La cour d'appel avait déclaré cette demande recevable, considérant que l'arrêt du 13 septembre 2023 constituait la révélation d'un fait permettant d'ajouter une nouvelle prétention après les premières conclusions.
La Cour de cassation a cassé l'arrêt. Elle a jugé que l'arrêt du 13 septembre 2023 ne modifiait pas les données juridiques du litige telles qu'elles résultaient du droit de l'Union Européenne et ne constituait ni la survenance ni la révélation d'un fait au sens de l'article 910-4 du Code de procédure civile.
Cass. soc., 11 février 2026, n° 24-13.061
Une demande nouvelle en appel, fondée sur un arrêt de la CJUE relatif aux astreintes, est irrecevable
Un salarié avait saisi la juridiction prud'homale de demandes liées à des périodes d'astreinte. En cours de procédure d'appel, il avait invoqué un arrêt de la CJUE du 9 mars 2021, dans des conclusions ultérieures, pour solliciter un rappel de salaire au titre des heures supplémentaires.
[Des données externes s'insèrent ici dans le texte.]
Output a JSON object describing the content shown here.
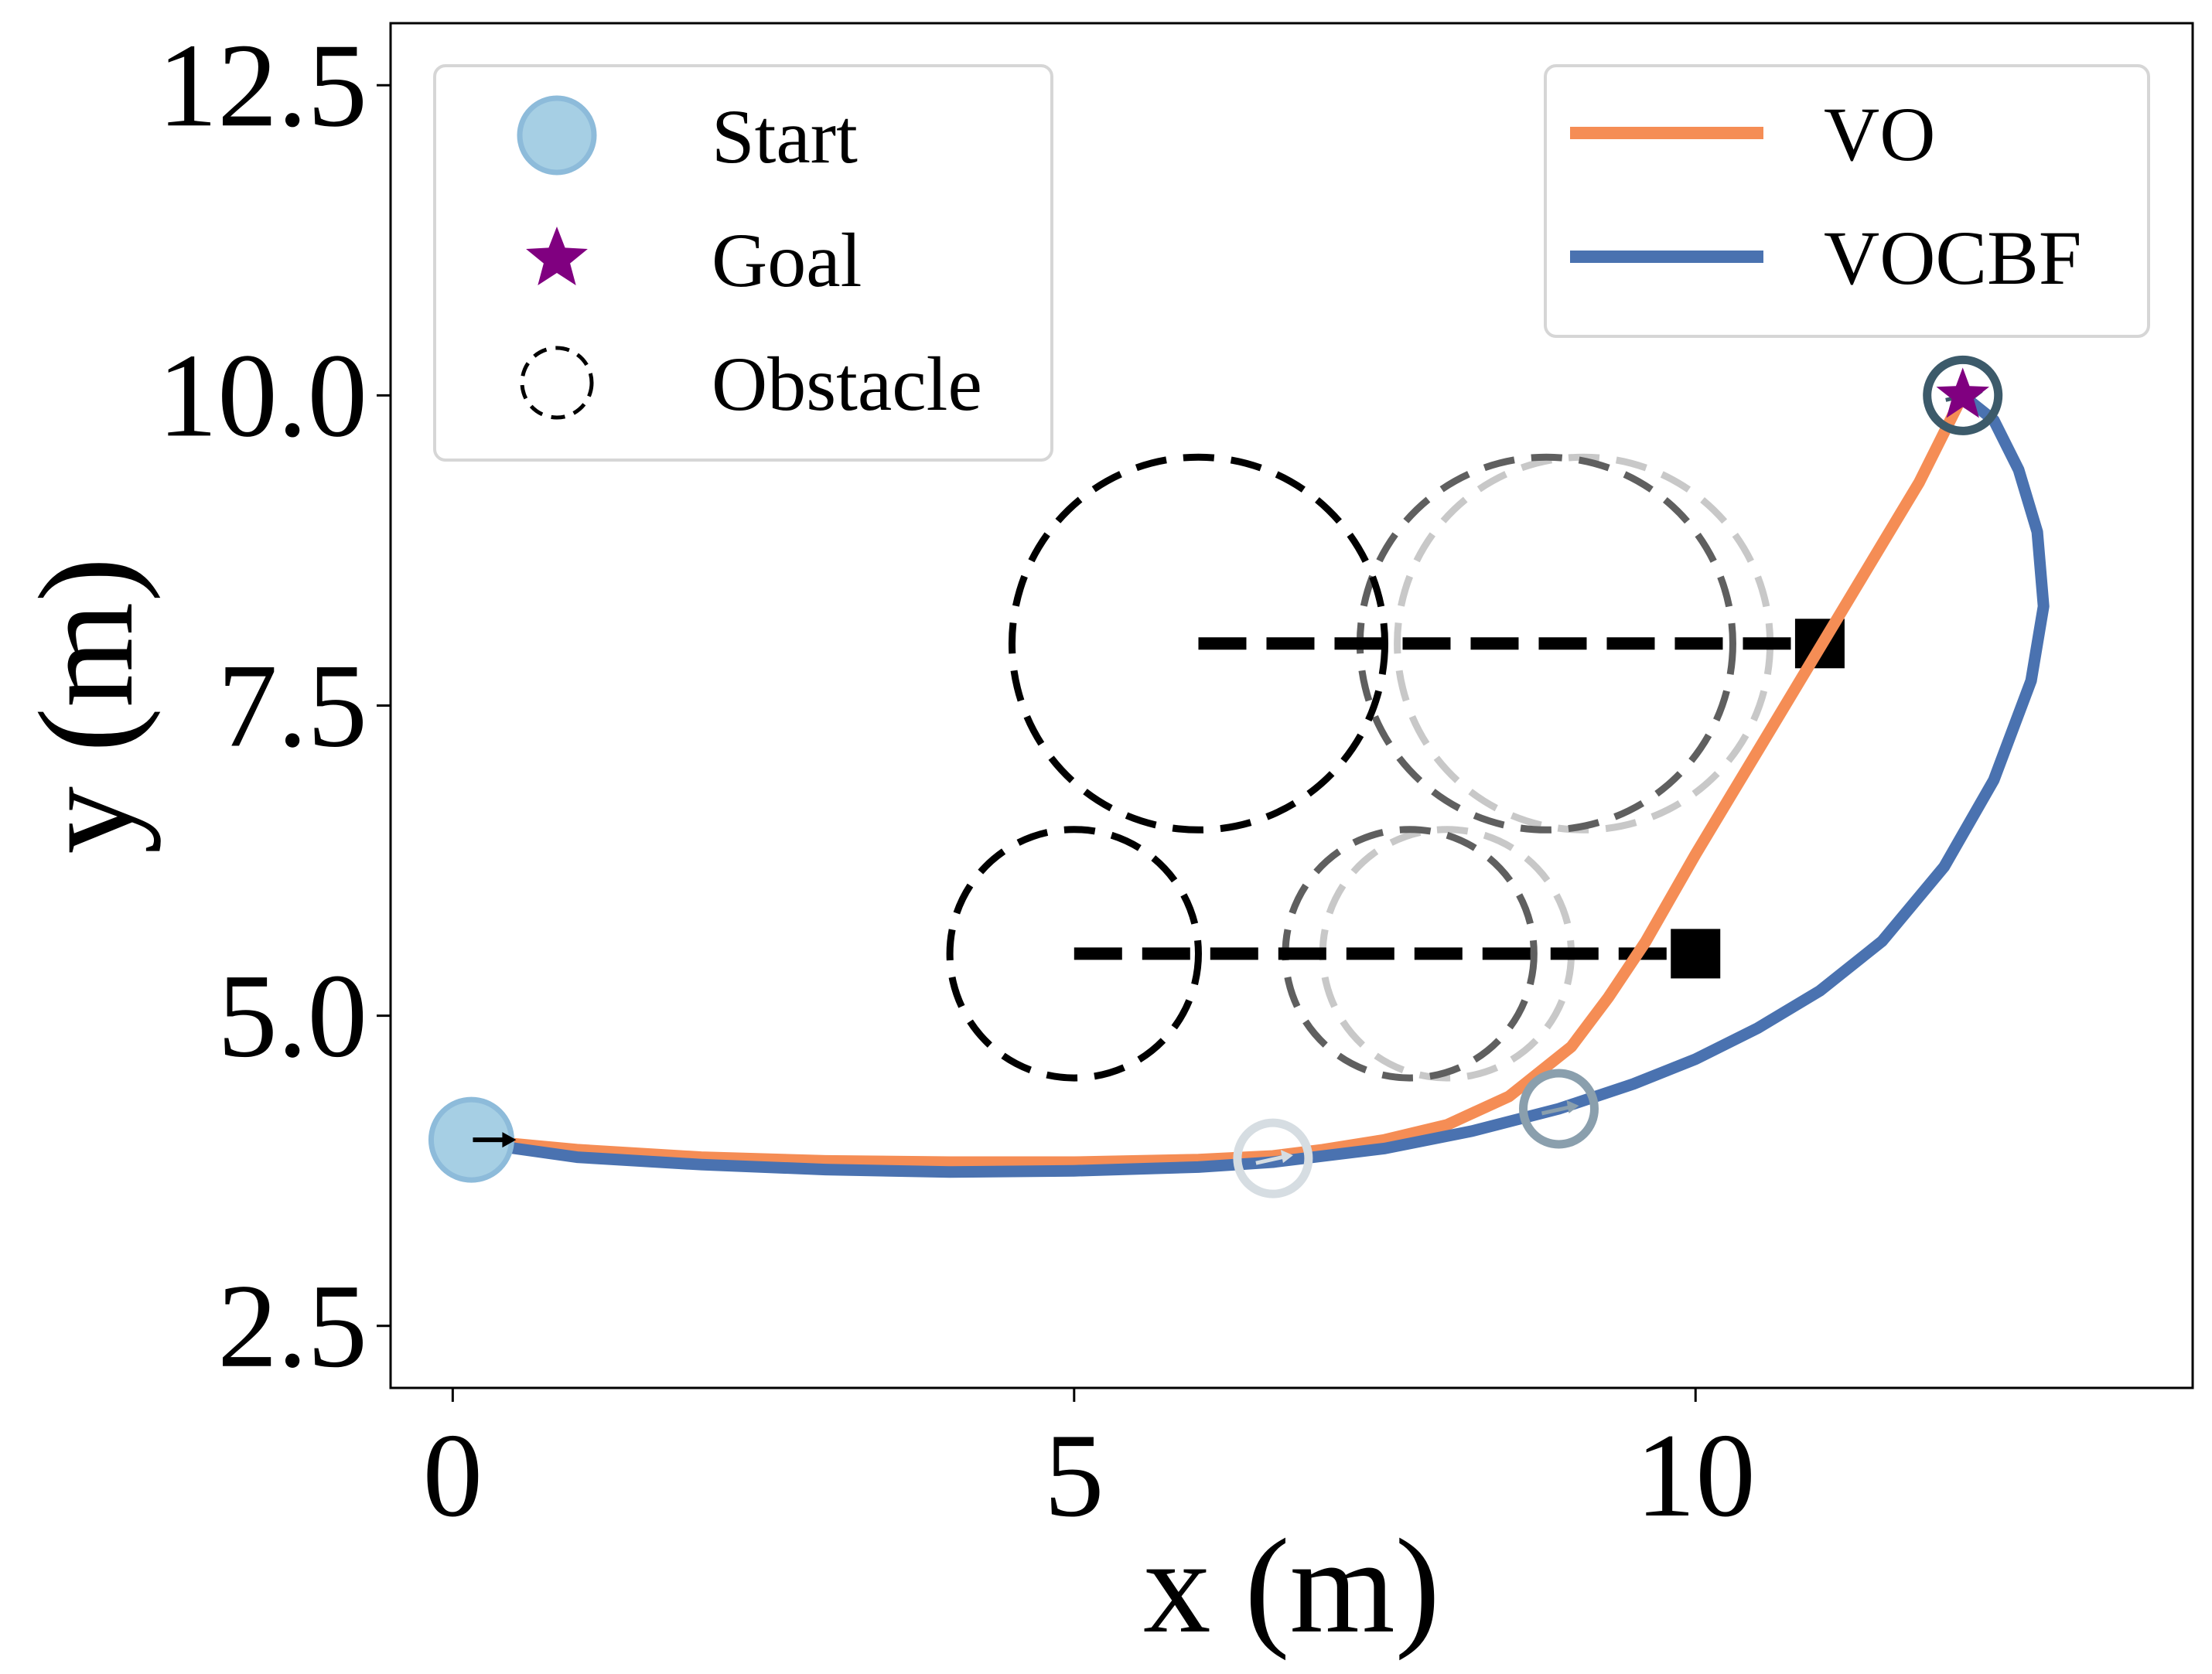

La cour d'appel avait déclaré ces demandes irrecevables, faute d'avoir été présentées dès les premières conclusions et en l'absence de survenance ou révélation d'un fait nouveau.
La Cour de cassation a approuvé cette analyse. Elle a considéré qu'une évolution jurisprudentielle ne constituait pas un fait nouveau au sens de l'article 910-4 du Code de procédure civile et ne permettait pas de présenter de nouvelles prétentions en appel.